The Office of Minority Health at the Centers for Medicare and Medicaid Services (CMS OMH) posted online national data – for the first time ever – exploring differences in 15 health characteristics between adults 65 years of age or older (older adults) who self-identify as lesbian, gay, or bisexual (sexual minority), and older adults who identify as heterosexual or straight (sexual majority).
This data present estimates using data from two years of the National Health Interview Survey (NHIS 2013-2014) conducted by the Centers for Disease Control and Prevention (CDC), National Center for Health Statistics (NCHS) showing statistically significant differences for several health characteristics between sexual minority and sexual majority respondents.
- Among persons aged 65 and older, 62.7% of sexual minority respondents reported that they are in excellent or very good health compared to 45.9% of sexual majority respondents.
- Nearly 80% of older sexual minority respondents reported that they received an influenza vaccine during the past year compared to nearly 70% of older sexual majority respondents.
- More than half (51.3%) of the older sexual minority respondents reported that they had been tested for HIV compared to only 15.8% of the older sexual majority respondents.

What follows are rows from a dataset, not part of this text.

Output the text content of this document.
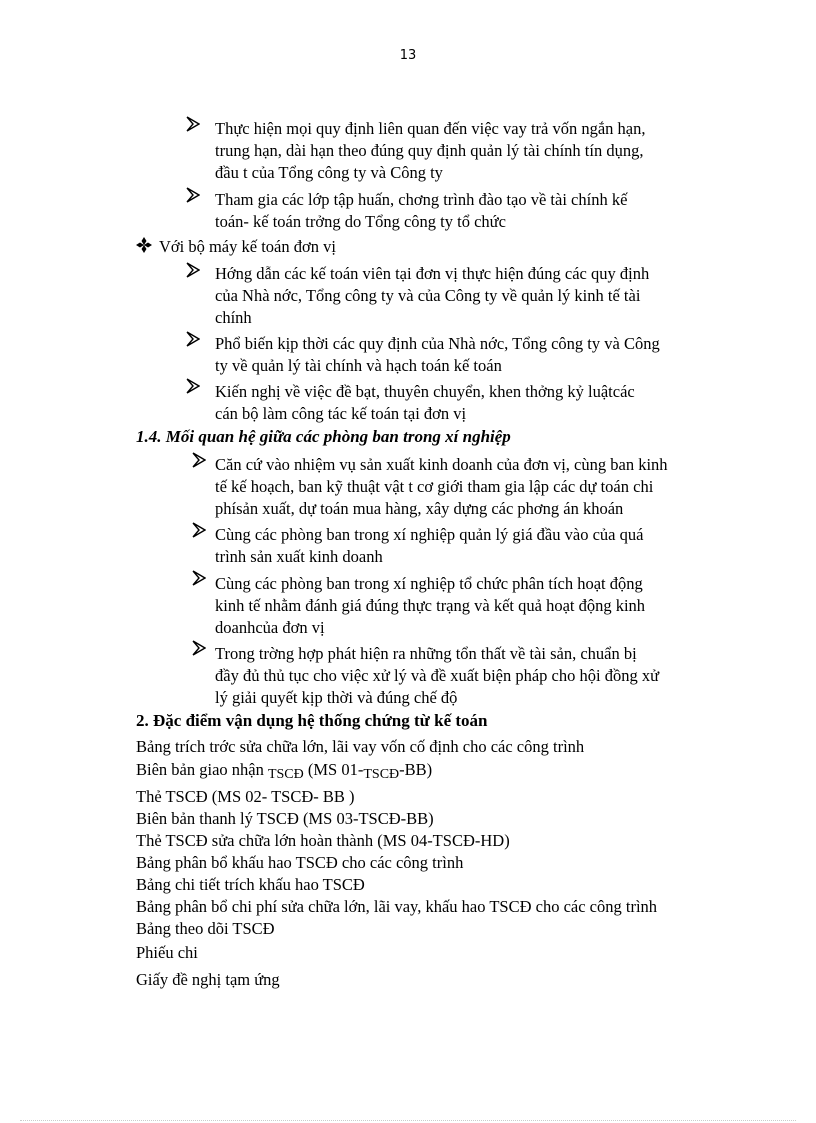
13
Thực hiện mọi quy định liên quan đến việc vay trả vốn ngắn hạn,
trung hạn, dài hạn theo đúng quy định quản lý tài chính tín dụng,
đầu t của Tổng công ty và Công ty
Tham gia các lớp tập huấn, chơng trình đào tạo về tài chính kế
toán- kế toán trởng do Tổng công ty tổ chức
Với bộ máy kế toán đơn vị
Hớng dẫn các kế toán viên tại đơn vị thực hiện đúng các quy định
của Nhà nớc, Tổng công ty và của Công ty về quản lý kinh tế tài
chính
Phổ biến kịp thời các quy định của Nhà nớc, Tổng công ty và Công
ty về quản lý tài chính và hạch toán kế toán
Kiến nghị về việc đề bạt, thuyên chuyển, khen thởng kỷ luậtcác
cán bộ làm công tác kế toán tại đơn vị
1.4. Mối quan hệ giữa các phòng ban trong xí nghiệp
Căn cứ vào nhiệm vụ sản xuất kinh doanh của đơn vị, cùng ban kinh
tế kế hoạch, ban kỹ thuật vật t cơ giới tham gia lập các dự toán chi
phísản xuất, dự toán mua hàng, xây dựng các phơng án khoán
Cùng các phòng ban trong xí nghiệp quản lý giá đầu vào của quá
trình sản xuất kinh doanh
Cùng các phòng ban trong xí nghiệp tổ chức phân tích hoạt động
kinh tế nhằm đánh giá đúng thực trạng và kết quả hoạt động kinh
doanhcủa đơn vị
Trong trờng hợp phát hiện ra những tổn thất về tài sản, chuẩn bị
đầy đủ thủ tục cho việc xử lý và đề xuất biện pháp cho hội đồng xử
lý giải quyết kịp thời và đúng chế độ
2. Đặc điểm vận dụng hệ thống chứng từ kế toán
Bảng trích trớc sửa chữa lớn, lãi vay vốn cố định cho các công trình
Biên bản giao nhận TSCĐ (MS 01-TSCĐ-BB)
Thẻ TSCĐ (MS 02- TSCĐ- BB )
Biên bản thanh lý TSCĐ (MS 03-TSCĐ-BB)
Thẻ TSCĐ sửa chữa lớn hoàn thành (MS 04-TSCĐ-HD)
Bảng phân bổ khấu hao TSCĐ cho các công trình
Bảng chi tiết trích khấu hao TSCĐ
Bảng phân bổ chi phí sửa chữa lớn, lãi vay, khấu hao TSCĐ cho các công trình
Bảng theo dõi TSCĐ
Phiếu chi
Giấy đề nghị tạm ứng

- Nearly twice as many older sexual minority respondents (14.5%) had five or more alcoholic drinks in one day – at least once in the past year – compared to older sexual majority respondents (6.7%).
Data Source: 2013 and 2014 National Health Interview Survey, conducted by the Centers for Disease Control and Prevention (CDC), National Center for Health Statistics (NCHS)
The Office of Minority Health at the Centers for Medicare and Medicaid Services is committed to supporting the departments’ goals and to advancing sexual orientation and gender minority data collection and research.